O PAP.pl

PAP.pl to portal PAP - największej agencji informacyjnej w Polsce, która zbiera, opracowuje i przekazuje obiektywne i wszechstronne informacje z kraju i zagranicy. W portalu użytkownik może przeczytać wybór najważniejszych depesz, wzbogaconych o zdjęcia i wideo.

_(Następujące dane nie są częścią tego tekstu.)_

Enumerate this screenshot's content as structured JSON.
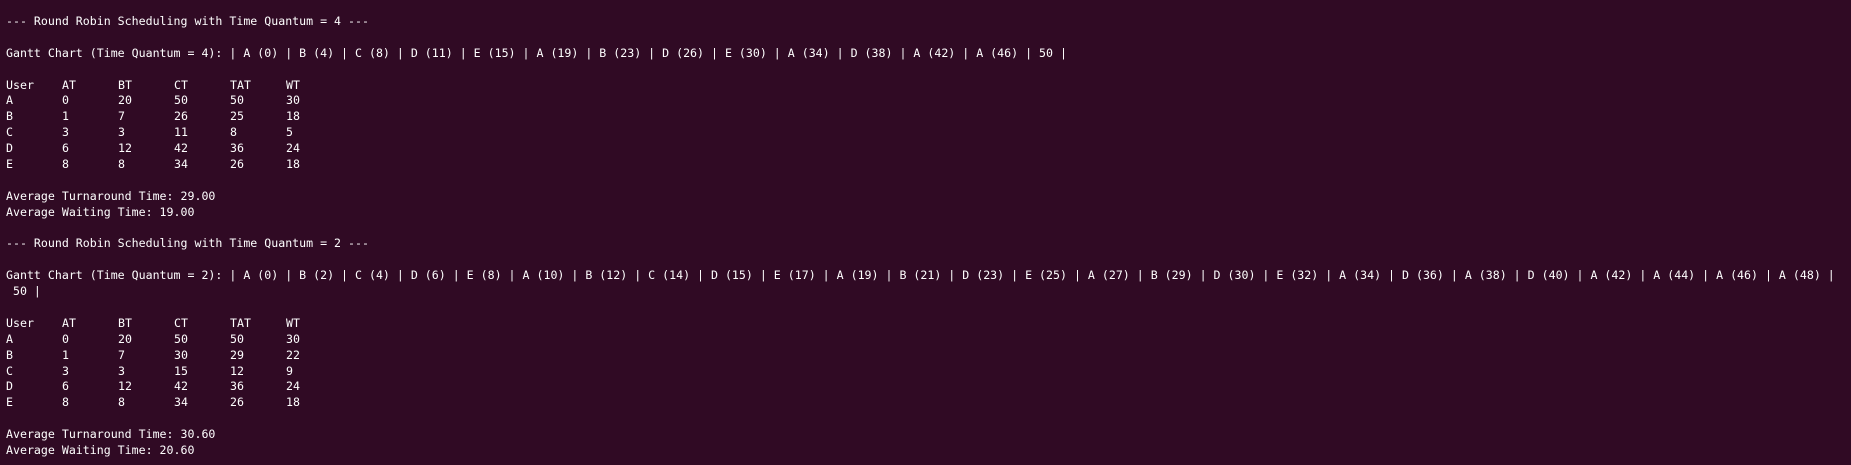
{
  "colors": {
    "background": "#300a24",
    "text": "#ffffff"
  },
  "section1": {
    "header": "--- Round Robin Scheduling with Time Quantum = 4 ---",
    "gantt": "Gantt Chart (Time Quantum = 4): | A (0) | B (4) | C (8) | D (11) | E (15) | A (19) | B (23) | D (26) | E (30) | A (34) | D (38) | A (42) | A (46) | 50 |",
    "columns": [
      "User",
      "AT",
      "BT",
      "CT",
      "TAT",
      "WT"
    ],
    "rows": [
      [
        "A",
        "0",
        "20",
        "50",
        "50",
        "30"
      ],
      [
        "B",
        "1",
        "7",
        "26",
        "25",
        "18"
      ],
      [
        "C",
        "3",
        "3",
        "11",
        "8",
        "5"
      ],
      [
        "D",
        "6",
        "12",
        "42",
        "36",
        "24"
      ],
      [
        "E",
        "8",
        "8",
        "34",
        "26",
        "18"
      ]
    ],
    "avg_tat": "Average Turnaround Time: 29.00",
    "avg_wt": "Average Waiting Time: 19.00"
  },
  "section2": {
    "header": "--- Round Robin Scheduling with Time Quantum = 2 ---",
    "gantt": "Gantt Chart (Time Quantum = 2): | A (0) | B (2) | C (4) | D (6) | E (8) | A (10) | B (12) | C (14) | D (15) | E (17) | A (19) | B (21) | D (23) | E (25) | A (27) | B (29) | D (30) | E (32) | A (34) | D (36) | A (38) | D (40) | A (42) | A (44) | A (46) | A (48) |",
    "gantt_wrap": " 50 |",
    "columns": [
      "User",
      "AT",
      "BT",
      "CT",
      "TAT",
      "WT"
    ],
    "rows": [
      [
        "A",
        "0",
        "20",
        "50",
        "50",
        "30"
      ],
      [
        "B",
        "1",
        "7",
        "30",
        "29",
        "22"
      ],
      [
        "C",
        "3",
        "3",
        "15",
        "12",
        "9"
      ],
      [
        "D",
        "6",
        "12",
        "42",
        "36",
        "24"
      ],
      [
        "E",
        "8",
        "8",
        "34",
        "26",
        "18"
      ]
    ],
    "avg_tat": "Average Turnaround Time: 30.60",
    "avg_wt": "Average Waiting Time: 20.60"
  }
}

Robert Węgrzyn ponownie członkiem Platformy Obywatelskiej

Robert Węgrzyn - były poseł, a obecnie radny sejmiku opolskiego - został ponownie członkiem Platformy Obywatelskiej. "Rozmawiałem z przewodniczącym PO Grzegorzem Schetyną i uzyskałem ustną akceptację do złożenia deklaracji" - powiedział w czwartek Węgrzyn w rozmowie z PAP.

Fot.PAP/Jacek Turczyk
Fot.PAP/Jacek Turczyk

Informację o powrocie do Platformy były poseł tej partii przekazał w środę na Facebooku. "Wróciłem z dalekiej podróży, a jak to mówią, podróże kształcą. Dzisiaj wieczorem Zarząd PO w Kędzierzynie-Koźlu podjął jednogłośną decyzję i po prawie ośmiu latach wróciłem do Platformy Obywatelskiej" - napisał.

"Wczoraj zarząd struktur Kędzierzyńsko-Kozielskich podjął jednogłośną uchwałę o przyjęciu mnie do Platformy Obywatelskiej" - powiedział w czwartek PAP Robert Węgrzyn. Przyznał także, że po ponownym przyjęciu do PO czuje się "zdecydowanie lepiej, niżeli wtedy, kiedy wstępował do Platformy Obywatelskiej po raz pierwszy". "Powroty są zawsze trudniejsze, aniżeli pierwsze wstąpienie do partii politycznej" - ocenił.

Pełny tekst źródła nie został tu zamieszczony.